Review: Serge Bennathan’s Monsieur Auburtin, at The Dance Centre until March 28

I didn’t know what to expect going into this work. Serge Bennathan’s Monsieur Auburtin is unlike any other dance work you are likely to have seen. It evocatively combines storytelling, original composition and musical performance, and dance into a seamless whole. I went with a couple of friends who are not necessarily warm to contemporary dance, and they also loved it. While profound, the piece is also very accessible and comprehensible.

sergedancer

(photo credit Michael Slobodian)

The piece is, among other things, an extended homage to both his teachers and classical dance virtuosos like Nijinsky, Nureyev, and Baryshnikov, as well as many others whose names I do not know so well. The love and appreciation and admiration that Bennathan expresses is indeed heart-warming.

Bennathan’s first dance teacher, Monsieur Auburtin in Metz, France, introduced him to Nijinsky via pictures of the impresario dancing in Giselle. The effect is life-changing and incredibly profound.

Wiki Commons picture of Nijinsky in Giselle.

Perhaps French elegance, if presented coldly, can be offputting. That is a classic stereotype, but Bennathan presents elegance with a warm face. The sound of his voice is a true pleasure to hear. The track his life is taken is one of coincidences and chances grabbed. But make no mistake, Bennathan is passionate and earnest about art and about artistic expression.

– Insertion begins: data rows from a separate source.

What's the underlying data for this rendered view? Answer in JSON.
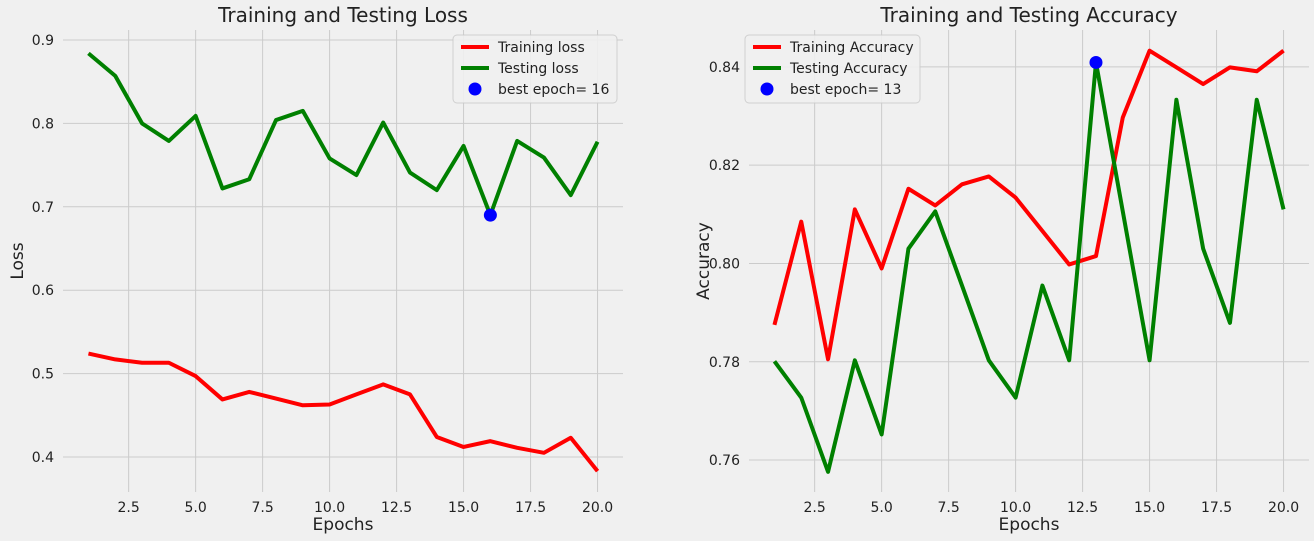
{
  "colors": {
    "background": "#f0f0f0",
    "grid": "#cbcbcb",
    "training": "#ff0000",
    "testing": "#008000",
    "best_marker": "#0000ff"
  },
  "chart_data": [
    {
      "type": "line",
      "title": "Training and Testing Loss",
      "xlabel": "Epochs",
      "ylabel": "Loss",
      "xlim": [
        0.05,
        20.95
      ],
      "ylim": [
        0.358,
        0.912
      ],
      "xticks": [
        "2.5",
        "5.0",
        "7.5",
        "10.0",
        "12.5",
        "15.0",
        "17.5",
        "20.0"
      ],
      "yticks": [
        "0.4",
        "0.5",
        "0.6",
        "0.7",
        "0.8",
        "0.9"
      ],
      "grid": true,
      "legend_position": "top-right",
      "x": [
        1,
        2,
        3,
        4,
        5,
        6,
        7,
        8,
        9,
        10,
        11,
        12,
        13,
        14,
        15,
        16,
        17,
        18,
        19,
        20
      ],
      "series": [
        {
          "name": "Training loss",
          "color": "#ff0000",
          "values": [
            0.524,
            0.517,
            0.513,
            0.513,
            0.497,
            0.469,
            0.478,
            0.47,
            0.462,
            0.463,
            0.475,
            0.487,
            0.475,
            0.424,
            0.412,
            0.419,
            0.411,
            0.405,
            0.423,
            0.383
          ]
        },
        {
          "name": "Testing loss",
          "color": "#008000",
          "values": [
            0.884,
            0.857,
            0.8,
            0.779,
            0.809,
            0.722,
            0.733,
            0.804,
            0.815,
            0.758,
            0.738,
            0.801,
            0.741,
            0.72,
            0.773,
            0.69,
            0.779,
            0.759,
            0.714,
            0.778
          ]
        }
      ],
      "best_point": {
        "label": "best epoch= 16",
        "x": 16,
        "y": 0.69
      }
    },
    {
      "type": "line",
      "title": "Training and Testing Accuracy",
      "xlabel": "Epochs",
      "ylabel": "Accuracy",
      "xlim": [
        0.05,
        20.95
      ],
      "ylim": [
        0.7535,
        0.8475
      ],
      "xticks": [
        "2.5",
        "5.0",
        "7.5",
        "10.0",
        "12.5",
        "15.0",
        "17.5",
        "20.0"
      ],
      "yticks": [
        "0.76",
        "0.78",
        "0.80",
        "0.82",
        "0.84"
      ],
      "grid": true,
      "legend_position": "top-left",
      "x": [
        1,
        2,
        3,
        4,
        5,
        6,
        7,
        8,
        9,
        10,
        11,
        12,
        13,
        14,
        15,
        16,
        17,
        18,
        19,
        20
      ],
      "series": [
        {
          "name": "Training Accuracy",
          "color": "#ff0000",
          "values": [
            0.7875,
            0.8085,
            0.7805,
            0.811,
            0.799,
            0.8152,
            0.8118,
            0.8161,
            0.8177,
            0.8134,
            0.8066,
            0.7998,
            0.8015,
            0.8297,
            0.8433,
            0.8399,
            0.8365,
            0.8399,
            0.8391,
            0.8433
          ]
        },
        {
          "name": "Testing Accuracy",
          "color": "#008000",
          "values": [
            0.7801,
            0.7727,
            0.7576,
            0.7803,
            0.7652,
            0.803,
            0.8106,
            0.7955,
            0.7803,
            0.7727,
            0.7955,
            0.7803,
            0.8409,
            0.8106,
            0.7803,
            0.8333,
            0.803,
            0.7879,
            0.8333,
            0.811
          ]
        }
      ],
      "best_point": {
        "label": "best epoch= 13",
        "x": 13,
        "y": 0.8409
      }
    }
  ]
}
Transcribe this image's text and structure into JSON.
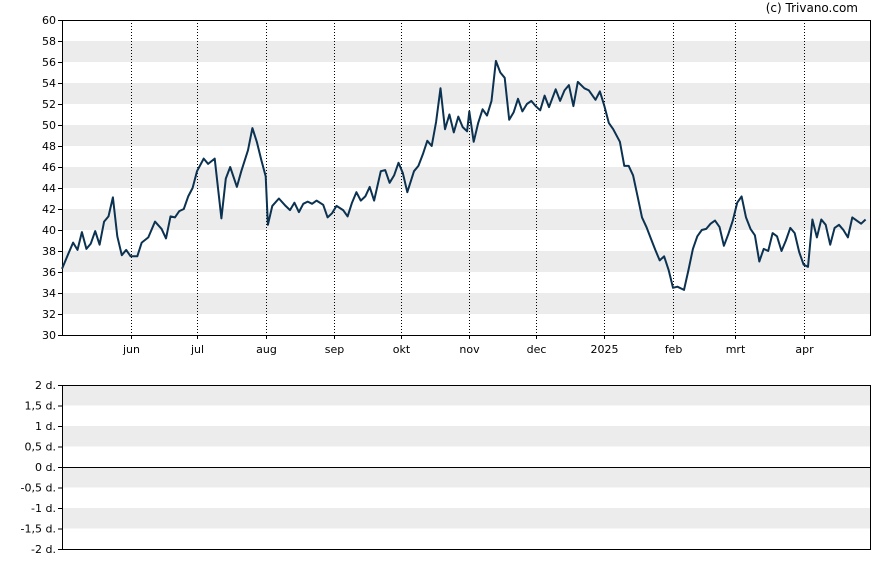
{
  "copyright": "(c) Trivano.com",
  "colors": {
    "line": "#0c3251",
    "band": "#ececec",
    "axis": "#000000"
  },
  "chart_data": [
    {
      "type": "line",
      "title": "",
      "xlabel": "",
      "ylabel": "",
      "ylim": [
        30,
        60
      ],
      "yticks": [
        "60",
        "58",
        "56",
        "54",
        "52",
        "50",
        "48",
        "46",
        "44",
        "42",
        "40",
        "38",
        "36",
        "34",
        "32",
        "30"
      ],
      "xlim": [
        "2024-05-01",
        "2025-05-01"
      ],
      "month_labels": [
        {
          "label": "jun",
          "date": "2024-06-01"
        },
        {
          "label": "jul",
          "date": "2024-07-01"
        },
        {
          "label": "aug",
          "date": "2024-08-01"
        },
        {
          "label": "sep",
          "date": "2024-09-01"
        },
        {
          "label": "okt",
          "date": "2024-10-01"
        },
        {
          "label": "nov",
          "date": "2024-11-01"
        },
        {
          "label": "dec",
          "date": "2024-12-01"
        },
        {
          "label": "2025",
          "date": "2025-01-01"
        },
        {
          "label": "feb",
          "date": "2025-02-01"
        },
        {
          "label": "mrt",
          "date": "2025-03-01"
        },
        {
          "label": "apr",
          "date": "2025-04-01"
        }
      ],
      "grid": "alternating horizontal bands, dotted vertical month lines",
      "series": [
        {
          "points": [
            [
              "2024-05-01",
              36.3
            ],
            [
              "2024-05-04",
              37.8
            ],
            [
              "2024-05-06",
              38.8
            ],
            [
              "2024-05-08",
              38.1
            ],
            [
              "2024-05-10",
              39.8
            ],
            [
              "2024-05-12",
              38.2
            ],
            [
              "2024-05-14",
              38.7
            ],
            [
              "2024-05-16",
              39.9
            ],
            [
              "2024-05-18",
              38.6
            ],
            [
              "2024-05-20",
              40.8
            ],
            [
              "2024-05-22",
              41.3
            ],
            [
              "2024-05-24",
              43.1
            ],
            [
              "2024-05-26",
              39.4
            ],
            [
              "2024-05-28",
              37.6
            ],
            [
              "2024-05-30",
              38.1
            ],
            [
              "2024-06-01",
              37.5
            ],
            [
              "2024-06-04",
              37.5
            ],
            [
              "2024-06-06",
              38.8
            ],
            [
              "2024-06-09",
              39.3
            ],
            [
              "2024-06-12",
              40.8
            ],
            [
              "2024-06-15",
              40.1
            ],
            [
              "2024-06-17",
              39.2
            ],
            [
              "2024-06-19",
              41.3
            ],
            [
              "2024-06-21",
              41.2
            ],
            [
              "2024-06-23",
              41.8
            ],
            [
              "2024-06-25",
              42.0
            ],
            [
              "2024-06-27",
              43.2
            ],
            [
              "2024-06-29",
              44.0
            ],
            [
              "2024-07-01",
              45.6
            ],
            [
              "2024-07-04",
              46.8
            ],
            [
              "2024-07-06",
              46.3
            ],
            [
              "2024-07-09",
              46.8
            ],
            [
              "2024-07-12",
              41.1
            ],
            [
              "2024-07-14",
              44.9
            ],
            [
              "2024-07-16",
              46.0
            ],
            [
              "2024-07-19",
              44.1
            ],
            [
              "2024-07-21",
              45.6
            ],
            [
              "2024-07-24",
              47.6
            ],
            [
              "2024-07-26",
              49.7
            ],
            [
              "2024-07-28",
              48.4
            ],
            [
              "2024-07-30",
              46.7
            ],
            [
              "2024-08-01",
              45.1
            ],
            [
              "2024-08-02",
              40.5
            ],
            [
              "2024-08-04",
              42.3
            ],
            [
              "2024-08-07",
              43.0
            ],
            [
              "2024-08-10",
              42.3
            ],
            [
              "2024-08-12",
              41.9
            ],
            [
              "2024-08-14",
              42.6
            ],
            [
              "2024-08-16",
              41.7
            ],
            [
              "2024-08-18",
              42.5
            ],
            [
              "2024-08-20",
              42.7
            ],
            [
              "2024-08-22",
              42.5
            ],
            [
              "2024-08-24",
              42.8
            ],
            [
              "2024-08-27",
              42.4
            ],
            [
              "2024-08-29",
              41.2
            ],
            [
              "2024-08-31",
              41.6
            ],
            [
              "2024-09-02",
              42.3
            ],
            [
              "2024-09-05",
              41.9
            ],
            [
              "2024-09-07",
              41.3
            ],
            [
              "2024-09-09",
              42.6
            ],
            [
              "2024-09-11",
              43.6
            ],
            [
              "2024-09-13",
              42.8
            ],
            [
              "2024-09-15",
              43.2
            ],
            [
              "2024-09-17",
              44.1
            ],
            [
              "2024-09-19",
              42.8
            ],
            [
              "2024-09-22",
              45.6
            ],
            [
              "2024-09-24",
              45.7
            ],
            [
              "2024-09-26",
              44.5
            ],
            [
              "2024-09-28",
              45.2
            ],
            [
              "2024-09-30",
              46.4
            ],
            [
              "2024-10-02",
              45.4
            ],
            [
              "2024-10-04",
              43.6
            ],
            [
              "2024-10-07",
              45.6
            ],
            [
              "2024-10-09",
              46.1
            ],
            [
              "2024-10-11",
              47.2
            ],
            [
              "2024-10-13",
              48.5
            ],
            [
              "2024-10-15",
              48.0
            ],
            [
              "2024-10-17",
              50.3
            ],
            [
              "2024-10-19",
              53.5
            ],
            [
              "2024-10-21",
              49.6
            ],
            [
              "2024-10-23",
              51.0
            ],
            [
              "2024-10-25",
              49.3
            ],
            [
              "2024-10-27",
              50.8
            ],
            [
              "2024-10-29",
              49.8
            ],
            [
              "2024-10-31",
              49.4
            ],
            [
              "2024-11-01",
              51.3
            ],
            [
              "2024-11-03",
              48.4
            ],
            [
              "2024-11-05",
              50.2
            ],
            [
              "2024-11-07",
              51.5
            ],
            [
              "2024-11-09",
              50.9
            ],
            [
              "2024-11-11",
              52.3
            ],
            [
              "2024-11-13",
              56.1
            ],
            [
              "2024-11-15",
              55.0
            ],
            [
              "2024-11-17",
              54.5
            ],
            [
              "2024-11-19",
              50.5
            ],
            [
              "2024-11-21",
              51.2
            ],
            [
              "2024-11-23",
              52.5
            ],
            [
              "2024-11-25",
              51.3
            ],
            [
              "2024-11-27",
              52.0
            ],
            [
              "2024-11-29",
              52.3
            ],
            [
              "2024-12-01",
              51.8
            ],
            [
              "2024-12-03",
              51.4
            ],
            [
              "2024-12-05",
              52.8
            ],
            [
              "2024-12-07",
              51.7
            ],
            [
              "2024-12-10",
              53.4
            ],
            [
              "2024-12-12",
              52.3
            ],
            [
              "2024-12-14",
              53.3
            ],
            [
              "2024-12-16",
              53.8
            ],
            [
              "2024-12-18",
              51.8
            ],
            [
              "2024-12-20",
              54.1
            ],
            [
              "2024-12-23",
              53.5
            ],
            [
              "2024-12-25",
              53.3
            ],
            [
              "2024-12-28",
              52.4
            ],
            [
              "2024-12-30",
              53.2
            ],
            [
              "2025-01-01",
              51.8
            ],
            [
              "2025-01-03",
              50.2
            ],
            [
              "2025-01-05",
              49.6
            ],
            [
              "2025-01-08",
              48.4
            ],
            [
              "2025-01-10",
              46.1
            ],
            [
              "2025-01-12",
              46.1
            ],
            [
              "2025-01-14",
              45.2
            ],
            [
              "2025-01-16",
              43.2
            ],
            [
              "2025-01-18",
              41.2
            ],
            [
              "2025-01-20",
              40.3
            ],
            [
              "2025-01-22",
              39.2
            ],
            [
              "2025-01-24",
              38.1
            ],
            [
              "2025-01-26",
              37.1
            ],
            [
              "2025-01-28",
              37.5
            ],
            [
              "2025-01-30",
              36.2
            ],
            [
              "2025-02-01",
              34.5
            ],
            [
              "2025-02-03",
              34.6
            ],
            [
              "2025-02-06",
              34.3
            ],
            [
              "2025-02-08",
              36.2
            ],
            [
              "2025-02-10",
              38.2
            ],
            [
              "2025-02-12",
              39.4
            ],
            [
              "2025-02-14",
              40.0
            ],
            [
              "2025-02-16",
              40.1
            ],
            [
              "2025-02-18",
              40.6
            ],
            [
              "2025-02-20",
              40.9
            ],
            [
              "2025-02-22",
              40.3
            ],
            [
              "2025-02-24",
              38.5
            ],
            [
              "2025-02-26",
              39.6
            ],
            [
              "2025-02-28",
              40.9
            ],
            [
              "2025-03-02",
              42.6
            ],
            [
              "2025-03-04",
              43.2
            ],
            [
              "2025-03-06",
              41.2
            ],
            [
              "2025-03-08",
              40.1
            ],
            [
              "2025-03-10",
              39.5
            ],
            [
              "2025-03-12",
              37.0
            ],
            [
              "2025-03-14",
              38.2
            ],
            [
              "2025-03-16",
              38.0
            ],
            [
              "2025-03-18",
              39.7
            ],
            [
              "2025-03-20",
              39.4
            ],
            [
              "2025-03-22",
              38.0
            ],
            [
              "2025-03-24",
              39.0
            ],
            [
              "2025-03-26",
              40.2
            ],
            [
              "2025-03-28",
              39.7
            ],
            [
              "2025-03-30",
              37.9
            ],
            [
              "2025-04-01",
              36.7
            ],
            [
              "2025-04-03",
              36.5
            ],
            [
              "2025-04-05",
              41.0
            ],
            [
              "2025-04-07",
              39.3
            ],
            [
              "2025-04-09",
              41.0
            ],
            [
              "2025-04-11",
              40.5
            ],
            [
              "2025-04-13",
              38.6
            ],
            [
              "2025-04-15",
              40.2
            ],
            [
              "2025-04-17",
              40.5
            ],
            [
              "2025-04-19",
              40.0
            ],
            [
              "2025-04-21",
              39.3
            ],
            [
              "2025-04-23",
              41.2
            ],
            [
              "2025-04-25",
              40.9
            ],
            [
              "2025-04-27",
              40.6
            ],
            [
              "2025-04-29",
              41.0
            ]
          ]
        }
      ]
    },
    {
      "type": "line",
      "title": "",
      "ylim": [
        -2,
        2
      ],
      "yticks": [
        "2 d.",
        "1,5 d.",
        "1 d.",
        "0,5 d.",
        "0 d.",
        "-0,5 d.",
        "-1 d.",
        "-1,5 d.",
        "-2 d."
      ],
      "zero_line": true,
      "series": []
    }
  ]
}
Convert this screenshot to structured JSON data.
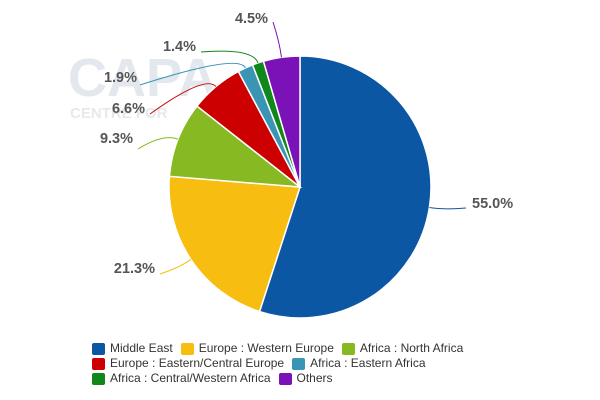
{
  "watermark": {
    "text": "CAPA",
    "subtext": "CENTRE FOR"
  },
  "chart_data": {
    "type": "pie",
    "title": "",
    "legend_position": "bottom",
    "series": [
      {
        "name": "Middle East",
        "value": 55.0,
        "label": "55.0%",
        "color": "#0b57a4"
      },
      {
        "name": "Europe : Western Europe",
        "value": 21.3,
        "label": "21.3%",
        "color": "#f7bd10"
      },
      {
        "name": "Africa : North Africa",
        "value": 9.3,
        "label": "9.3%",
        "color": "#86b922"
      },
      {
        "name": "Europe : Eastern/Central Europe",
        "value": 6.6,
        "label": "6.6%",
        "color": "#cc0000"
      },
      {
        "name": "Africa : Eastern Africa",
        "value": 1.9,
        "label": "1.9%",
        "color": "#3a95b5"
      },
      {
        "name": "Africa : Central/Western Africa",
        "value": 1.4,
        "label": "1.4%",
        "color": "#10871b"
      },
      {
        "name": "Others",
        "value": 4.5,
        "label": "4.5%",
        "color": "#7a12b8"
      }
    ]
  }
}
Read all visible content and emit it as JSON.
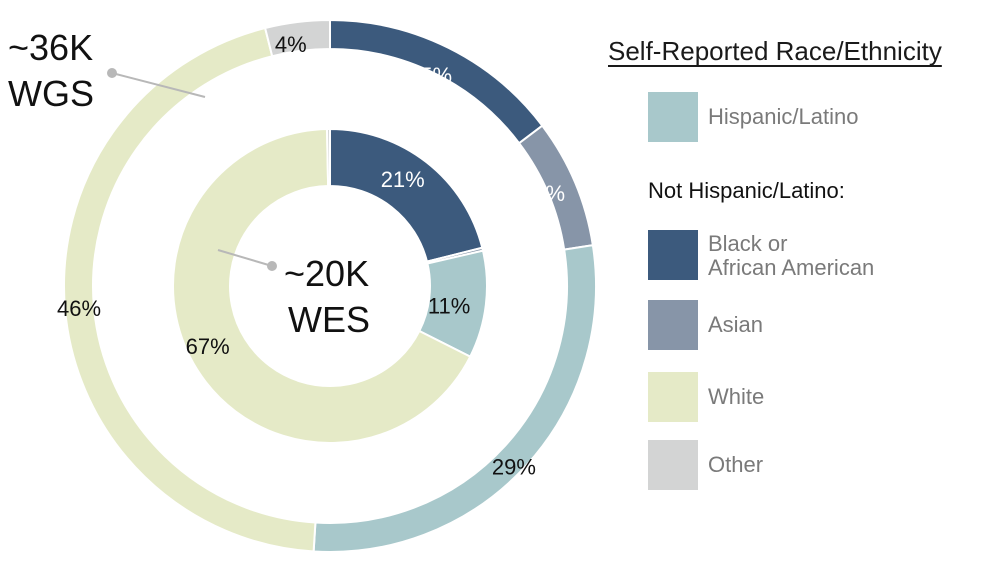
{
  "chart_data": {
    "type": "pie",
    "legend": {
      "title": "Self-Reported Race/Ethnicity",
      "subheading": "Not Hispanic/Latino:",
      "placement": "right"
    },
    "categories": [
      {
        "key": "black",
        "label": "Black or\nAfrican American",
        "color": "#3c5a7d",
        "label_color": "#ffffff"
      },
      {
        "key": "asian",
        "label": "Asian",
        "color": "#8795a8",
        "label_color": "#ffffff"
      },
      {
        "key": "hispanic",
        "label": "Hispanic/Latino",
        "color": "#a8c8cb",
        "label_color": "#111111"
      },
      {
        "key": "white",
        "label": "White",
        "color": "#e5eac7",
        "label_color": "#111111"
      },
      {
        "key": "other",
        "label": "Other",
        "color": "#d3d4d4",
        "label_color": "#111111"
      }
    ],
    "legend_order": [
      "hispanic",
      "black",
      "asian",
      "white",
      "other"
    ],
    "series": [
      {
        "name_line1": "~36K",
        "name_line2": "WGS",
        "ring": "outer",
        "values": {
          "black": 15,
          "asian": 8,
          "hispanic": 29,
          "white": 46,
          "other": 4
        },
        "labels": {
          "black": "15%",
          "asian": "8%",
          "hispanic": "29%",
          "white": "46%",
          "other": "4%"
        }
      },
      {
        "name_line1": "~20K",
        "name_line2": "WES",
        "ring": "inner",
        "values": {
          "black": 21,
          "asian": 0.3,
          "hispanic": 11,
          "white": 67,
          "other": 0.3
        },
        "labels": {
          "black": "21%",
          "asian": "",
          "hispanic": "11%",
          "white": "67%",
          "other": ""
        }
      }
    ]
  }
}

Throughout the evening, the composer Bertrand Chénier played on electric guitar and piano, and at one point one of the dancers played the violin. The music was a natural component of this work.

What made the night even more special was after the show, when Howard Jang, of the Canada Council for the Arts, awarded Serge Bennathan the prestigious Jacqueline Lemieux Prize, for his work in dance in Canada. Having seen the work, I am not at all surprised of Bennathan’s reputation as a teacher and mentor and choreographer. Bennathan expressed a clear love and appreciation for Canada as a country, a place, like Marseilles, where he feels he truly belongs. So much artistic development and innovation is driven by immigrants who have made a conscious decision to bring their talents to Canada. Bennathan founded the dance company Les Productions Figlio.